Caroline Allard nous a parlé de son quotidien qu’elle a tendance à romancer. Autrement dit, un statut facebook peut être de la pure fiction, elle transforme son entourage en personnages, tellement que sa cadette est devenue l’héroïne des Chroniques d’une fille indigne. Elle avait la fille idéale pour en faire un personnage de roman, une fantasque. Sa fille ainée, non. Autodérision rime bien avec autofiction, particulièrement pour Caroline Allard. À la période de questions, une dame lui a demandé où elle avait trouvé l’inspiration « Pour en finir avec le sexe » ; sur un ton incrédule, elle a demandé "Tout ne vient pas de vous?" Aussi rose qu’une rose aux cheveux blonds, Caroline a répondu « Oui, tout ça vient de moi » et elle a expliqué ses motivations en parlant de la position 69 qui la hérissait.
Pas besoin de vous dire qu’au kiosque Archambault, à la sortie du Café, j’ai vu plusieurs personnes feuilleter l’album.

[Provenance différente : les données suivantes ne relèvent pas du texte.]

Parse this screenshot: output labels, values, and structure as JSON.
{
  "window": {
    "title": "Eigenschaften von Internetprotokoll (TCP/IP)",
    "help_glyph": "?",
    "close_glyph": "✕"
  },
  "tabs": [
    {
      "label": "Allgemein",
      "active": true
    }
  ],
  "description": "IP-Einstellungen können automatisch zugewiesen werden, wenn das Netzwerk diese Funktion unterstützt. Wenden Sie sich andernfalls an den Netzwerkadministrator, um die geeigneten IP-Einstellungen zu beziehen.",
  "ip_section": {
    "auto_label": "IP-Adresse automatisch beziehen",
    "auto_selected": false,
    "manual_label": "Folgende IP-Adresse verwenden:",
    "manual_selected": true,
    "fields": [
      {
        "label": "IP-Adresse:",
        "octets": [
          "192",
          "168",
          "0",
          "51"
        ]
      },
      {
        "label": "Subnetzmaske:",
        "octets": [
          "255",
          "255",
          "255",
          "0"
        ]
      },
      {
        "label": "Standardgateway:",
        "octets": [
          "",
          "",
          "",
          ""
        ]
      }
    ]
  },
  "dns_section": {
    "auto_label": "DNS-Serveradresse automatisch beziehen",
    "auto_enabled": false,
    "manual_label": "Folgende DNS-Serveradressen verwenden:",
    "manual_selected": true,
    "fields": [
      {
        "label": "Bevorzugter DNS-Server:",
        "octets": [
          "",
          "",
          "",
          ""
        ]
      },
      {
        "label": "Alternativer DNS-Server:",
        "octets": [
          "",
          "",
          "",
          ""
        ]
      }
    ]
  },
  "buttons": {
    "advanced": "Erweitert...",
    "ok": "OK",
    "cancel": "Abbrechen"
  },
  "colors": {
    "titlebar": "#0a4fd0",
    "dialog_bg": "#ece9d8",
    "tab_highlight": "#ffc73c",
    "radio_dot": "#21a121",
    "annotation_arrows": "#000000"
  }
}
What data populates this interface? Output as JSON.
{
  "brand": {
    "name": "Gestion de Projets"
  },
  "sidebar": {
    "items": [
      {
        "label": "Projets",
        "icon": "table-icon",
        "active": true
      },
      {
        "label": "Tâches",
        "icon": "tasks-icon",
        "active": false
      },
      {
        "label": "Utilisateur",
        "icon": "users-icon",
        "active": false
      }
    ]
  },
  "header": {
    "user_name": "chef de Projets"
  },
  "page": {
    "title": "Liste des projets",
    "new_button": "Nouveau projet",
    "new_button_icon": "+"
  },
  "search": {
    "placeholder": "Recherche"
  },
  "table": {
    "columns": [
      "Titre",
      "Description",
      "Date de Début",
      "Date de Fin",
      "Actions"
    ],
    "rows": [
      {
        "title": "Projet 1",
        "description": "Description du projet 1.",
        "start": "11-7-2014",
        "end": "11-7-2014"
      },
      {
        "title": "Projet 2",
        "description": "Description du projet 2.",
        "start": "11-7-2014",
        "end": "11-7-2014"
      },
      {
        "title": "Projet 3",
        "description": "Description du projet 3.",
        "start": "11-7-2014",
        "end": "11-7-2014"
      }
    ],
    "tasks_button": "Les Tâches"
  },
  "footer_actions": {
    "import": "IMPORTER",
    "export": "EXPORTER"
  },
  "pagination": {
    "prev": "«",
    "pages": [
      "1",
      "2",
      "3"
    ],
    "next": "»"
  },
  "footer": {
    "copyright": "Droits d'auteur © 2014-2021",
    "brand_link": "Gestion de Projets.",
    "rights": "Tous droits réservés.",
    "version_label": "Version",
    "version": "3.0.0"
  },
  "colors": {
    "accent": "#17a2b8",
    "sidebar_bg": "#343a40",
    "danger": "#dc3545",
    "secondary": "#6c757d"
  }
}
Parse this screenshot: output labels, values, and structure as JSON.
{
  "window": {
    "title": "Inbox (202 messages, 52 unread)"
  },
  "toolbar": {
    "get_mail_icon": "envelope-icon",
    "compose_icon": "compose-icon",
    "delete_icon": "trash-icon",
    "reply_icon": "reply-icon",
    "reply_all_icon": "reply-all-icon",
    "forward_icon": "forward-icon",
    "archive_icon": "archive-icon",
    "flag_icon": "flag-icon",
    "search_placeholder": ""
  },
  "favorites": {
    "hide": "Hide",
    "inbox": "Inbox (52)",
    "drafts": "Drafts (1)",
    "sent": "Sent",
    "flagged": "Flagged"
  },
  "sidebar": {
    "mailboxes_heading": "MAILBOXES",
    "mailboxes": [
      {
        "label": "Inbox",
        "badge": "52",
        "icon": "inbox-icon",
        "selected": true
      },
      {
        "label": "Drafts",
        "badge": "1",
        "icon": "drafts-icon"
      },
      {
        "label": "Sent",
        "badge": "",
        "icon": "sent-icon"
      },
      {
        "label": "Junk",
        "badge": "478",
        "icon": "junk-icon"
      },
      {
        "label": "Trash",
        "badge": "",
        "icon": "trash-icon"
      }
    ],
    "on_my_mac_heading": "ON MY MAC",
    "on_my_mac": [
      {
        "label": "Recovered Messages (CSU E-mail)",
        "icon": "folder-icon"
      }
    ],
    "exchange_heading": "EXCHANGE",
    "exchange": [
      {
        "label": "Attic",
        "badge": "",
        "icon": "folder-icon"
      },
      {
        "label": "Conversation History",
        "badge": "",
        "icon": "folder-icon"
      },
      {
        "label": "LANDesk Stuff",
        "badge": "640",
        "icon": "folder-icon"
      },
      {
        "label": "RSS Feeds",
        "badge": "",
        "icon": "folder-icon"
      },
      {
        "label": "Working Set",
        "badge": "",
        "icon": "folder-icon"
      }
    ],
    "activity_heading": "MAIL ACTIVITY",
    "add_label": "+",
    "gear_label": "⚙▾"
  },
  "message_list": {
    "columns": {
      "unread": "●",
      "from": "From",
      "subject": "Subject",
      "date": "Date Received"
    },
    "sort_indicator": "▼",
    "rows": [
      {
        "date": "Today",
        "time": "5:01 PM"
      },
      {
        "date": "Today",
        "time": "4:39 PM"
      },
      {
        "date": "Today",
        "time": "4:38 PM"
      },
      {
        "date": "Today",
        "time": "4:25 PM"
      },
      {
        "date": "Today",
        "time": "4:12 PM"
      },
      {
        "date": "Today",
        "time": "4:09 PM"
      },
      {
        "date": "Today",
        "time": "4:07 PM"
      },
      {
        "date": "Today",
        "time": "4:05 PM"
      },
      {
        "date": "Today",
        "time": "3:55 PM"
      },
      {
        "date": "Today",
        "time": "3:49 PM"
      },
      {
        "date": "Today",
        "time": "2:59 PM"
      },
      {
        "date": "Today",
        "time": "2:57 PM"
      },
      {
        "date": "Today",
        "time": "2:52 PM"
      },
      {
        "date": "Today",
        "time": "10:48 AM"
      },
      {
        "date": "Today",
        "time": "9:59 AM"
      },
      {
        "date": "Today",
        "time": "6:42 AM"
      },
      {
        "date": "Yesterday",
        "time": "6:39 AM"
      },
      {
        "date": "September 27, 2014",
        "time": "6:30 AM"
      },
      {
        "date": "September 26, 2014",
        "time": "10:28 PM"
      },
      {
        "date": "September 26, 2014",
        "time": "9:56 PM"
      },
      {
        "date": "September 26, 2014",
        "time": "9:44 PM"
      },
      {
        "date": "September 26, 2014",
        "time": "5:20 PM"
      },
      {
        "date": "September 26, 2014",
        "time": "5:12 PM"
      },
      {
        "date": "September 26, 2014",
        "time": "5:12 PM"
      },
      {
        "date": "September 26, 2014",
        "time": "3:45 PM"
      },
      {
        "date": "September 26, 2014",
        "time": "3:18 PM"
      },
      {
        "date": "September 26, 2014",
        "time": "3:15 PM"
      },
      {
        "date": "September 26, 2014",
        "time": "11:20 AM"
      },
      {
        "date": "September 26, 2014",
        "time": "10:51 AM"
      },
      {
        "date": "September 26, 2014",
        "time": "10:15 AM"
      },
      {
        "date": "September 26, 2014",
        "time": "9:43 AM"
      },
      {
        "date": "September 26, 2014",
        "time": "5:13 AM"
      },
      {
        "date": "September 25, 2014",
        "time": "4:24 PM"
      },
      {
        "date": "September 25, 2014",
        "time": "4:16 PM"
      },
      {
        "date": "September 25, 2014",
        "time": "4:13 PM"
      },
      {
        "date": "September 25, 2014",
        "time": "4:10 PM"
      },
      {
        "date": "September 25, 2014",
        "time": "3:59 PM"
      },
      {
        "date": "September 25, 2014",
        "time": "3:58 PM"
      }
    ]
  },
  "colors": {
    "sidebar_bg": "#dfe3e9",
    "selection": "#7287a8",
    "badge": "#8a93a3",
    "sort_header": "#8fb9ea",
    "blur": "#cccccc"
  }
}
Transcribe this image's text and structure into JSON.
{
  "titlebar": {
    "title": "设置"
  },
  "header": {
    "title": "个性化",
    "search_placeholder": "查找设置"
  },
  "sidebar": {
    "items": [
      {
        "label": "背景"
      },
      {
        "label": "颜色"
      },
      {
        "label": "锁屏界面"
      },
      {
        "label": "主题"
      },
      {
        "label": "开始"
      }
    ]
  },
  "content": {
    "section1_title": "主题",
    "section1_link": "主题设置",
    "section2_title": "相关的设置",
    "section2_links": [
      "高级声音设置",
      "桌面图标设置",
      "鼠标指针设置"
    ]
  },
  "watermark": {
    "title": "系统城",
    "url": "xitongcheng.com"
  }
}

En passant, vous ne serez pas déçus si vous osez acheter cet album osé ! Malavoy a également fait remarquer que son roman Universel Coiffure était d’un autre registre, aux allures très disjonctés.

J’ai énormément apprécié ce Café avec trio d'auteures sous le mode intime, blogueuses et courageuses. Difficile d’en rendre la saveur, surtout sans appareil photo*, ni carnet de notes ! Cela n’arrivera plus, je les avais aujourd’hui et les aurais demain.

***Photos prises avant la séance de dédicaces après la tenue du Café littéraire

2 commentaires:

anne des ocreries a dit...

Quel bon moment tu as dû passer ! j'aurais adoré ce café littéraire !

Claude Lamarche a dit...

Ah!heureusement que tu es là pour nous raconter. Ça me fait ,oins de peine de ne pas y assister. Merci.